A number of different strategies are used to extinguish the fires depending on the size of the fire and the availability of material. It may be possible to extinguish a fire just by smothering it or preventing it from spreading and letting it burn itself out. On a larger fire an overhaul strategy might be used where the crews go in and dig up the fire, sorting the unburned material and extinguishing the burning material. This method is labour intensive and requires large laydown areas. The crews may also inject the subsurface with firefighting agents such as F-500 and “Pyrocool.” These products work like a class A foam in that they have a “surfacant.” However, they also have a “mycelle” that prevents and retards combustion essentially by encapsulating the oxygen.

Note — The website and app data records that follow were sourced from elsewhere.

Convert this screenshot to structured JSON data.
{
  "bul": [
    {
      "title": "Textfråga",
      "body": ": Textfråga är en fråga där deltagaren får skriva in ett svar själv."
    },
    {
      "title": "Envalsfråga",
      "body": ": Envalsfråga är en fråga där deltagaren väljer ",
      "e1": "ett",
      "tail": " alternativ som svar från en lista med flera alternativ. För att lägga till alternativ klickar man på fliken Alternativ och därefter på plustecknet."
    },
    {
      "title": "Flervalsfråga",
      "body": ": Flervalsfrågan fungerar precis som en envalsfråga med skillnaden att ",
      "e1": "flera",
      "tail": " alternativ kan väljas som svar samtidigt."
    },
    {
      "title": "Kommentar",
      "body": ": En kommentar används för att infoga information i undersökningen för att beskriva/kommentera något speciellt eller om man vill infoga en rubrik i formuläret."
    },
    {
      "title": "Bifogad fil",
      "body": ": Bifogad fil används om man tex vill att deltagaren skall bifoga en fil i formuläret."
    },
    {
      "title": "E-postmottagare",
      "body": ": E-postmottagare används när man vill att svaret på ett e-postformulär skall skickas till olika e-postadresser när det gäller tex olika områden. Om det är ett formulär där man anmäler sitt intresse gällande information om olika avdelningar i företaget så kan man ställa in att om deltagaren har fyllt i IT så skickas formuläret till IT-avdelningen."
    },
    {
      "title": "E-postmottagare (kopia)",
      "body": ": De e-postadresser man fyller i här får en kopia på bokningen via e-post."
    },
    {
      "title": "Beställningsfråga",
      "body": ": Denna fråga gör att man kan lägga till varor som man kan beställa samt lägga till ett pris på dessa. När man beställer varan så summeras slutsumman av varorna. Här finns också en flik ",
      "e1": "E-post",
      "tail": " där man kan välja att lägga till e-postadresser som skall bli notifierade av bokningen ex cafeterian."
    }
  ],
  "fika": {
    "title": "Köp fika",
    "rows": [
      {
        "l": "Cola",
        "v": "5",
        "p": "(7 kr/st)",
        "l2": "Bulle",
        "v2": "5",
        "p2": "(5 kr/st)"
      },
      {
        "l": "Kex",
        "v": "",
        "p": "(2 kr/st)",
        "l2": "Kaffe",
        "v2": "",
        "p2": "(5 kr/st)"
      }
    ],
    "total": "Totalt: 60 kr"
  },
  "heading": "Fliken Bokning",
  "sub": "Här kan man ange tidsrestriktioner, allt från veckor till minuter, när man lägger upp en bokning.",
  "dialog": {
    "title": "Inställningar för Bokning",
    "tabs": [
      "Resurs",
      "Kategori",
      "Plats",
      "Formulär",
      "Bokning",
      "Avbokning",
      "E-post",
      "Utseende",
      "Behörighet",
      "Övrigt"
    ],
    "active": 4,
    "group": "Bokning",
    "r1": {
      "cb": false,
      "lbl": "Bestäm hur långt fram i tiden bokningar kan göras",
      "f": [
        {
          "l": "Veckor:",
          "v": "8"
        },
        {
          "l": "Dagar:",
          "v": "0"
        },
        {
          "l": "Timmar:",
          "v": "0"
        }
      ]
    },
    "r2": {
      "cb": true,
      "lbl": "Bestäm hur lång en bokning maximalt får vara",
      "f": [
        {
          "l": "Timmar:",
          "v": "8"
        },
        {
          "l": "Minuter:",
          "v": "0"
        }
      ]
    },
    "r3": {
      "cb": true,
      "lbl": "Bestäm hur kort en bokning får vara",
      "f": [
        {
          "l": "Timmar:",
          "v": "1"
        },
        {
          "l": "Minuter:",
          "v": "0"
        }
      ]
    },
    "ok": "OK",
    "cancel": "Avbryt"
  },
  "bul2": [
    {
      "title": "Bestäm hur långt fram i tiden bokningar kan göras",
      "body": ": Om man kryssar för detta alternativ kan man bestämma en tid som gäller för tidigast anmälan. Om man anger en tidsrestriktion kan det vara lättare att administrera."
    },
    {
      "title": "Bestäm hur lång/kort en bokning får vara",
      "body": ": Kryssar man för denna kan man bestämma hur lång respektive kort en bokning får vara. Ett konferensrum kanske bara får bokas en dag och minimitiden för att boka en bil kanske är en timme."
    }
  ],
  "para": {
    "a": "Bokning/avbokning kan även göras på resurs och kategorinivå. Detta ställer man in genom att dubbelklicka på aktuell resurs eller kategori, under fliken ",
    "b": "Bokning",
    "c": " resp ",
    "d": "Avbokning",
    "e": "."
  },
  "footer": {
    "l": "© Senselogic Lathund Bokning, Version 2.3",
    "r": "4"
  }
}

Usually a mix of these processes is used, starting with an overhaul and injecting the subsurface with fire retardants near the end.

Randy Wolsey, current Fire Chief for the city of Edmonton, former Fire Chief of the city of Delta, and also a part of the Landfillfire team, offers some practical advice in preventing these types of fires: “A landfill, even a DLC landfill, should be designed like a building where firewalls and separation techniques are used. . . . When we are building these landfills we need to compact the landfill to reduce the amount of air. Anything above about 15% oxygen will increase the risk of fire.”

Sperling explains that proper construction involves intermediate covers around 300 mm deep, usually consisting of soil, and sometimes with geomembranes. The permanent cap is 1-2 metres thick and designed in multi layers including top soil, a coarse drainage layer and a barrier layer, which is typically clay.

Landfill fires are dangerous, a threat to public health and difficult to extinguish. However, with a little planning and enforcement their occurrence can be reduced.

Tonia Jurbin, P. Eng. is a geotechnical engineer and freelance write
r based in Burnaby, B.C.

* British Columbia issued “Landfill Criteria for Municipal Solid Waste” in June 1993 as a guideline for operating landfills, but not for specifically reducing fire risk. There are no federal guidelines. Landfills with a gas collection system are also an ignition source if they are poorly operated; if the vacuum system is set too high it pulls too much oxygen into the landfill, fuelling a fire.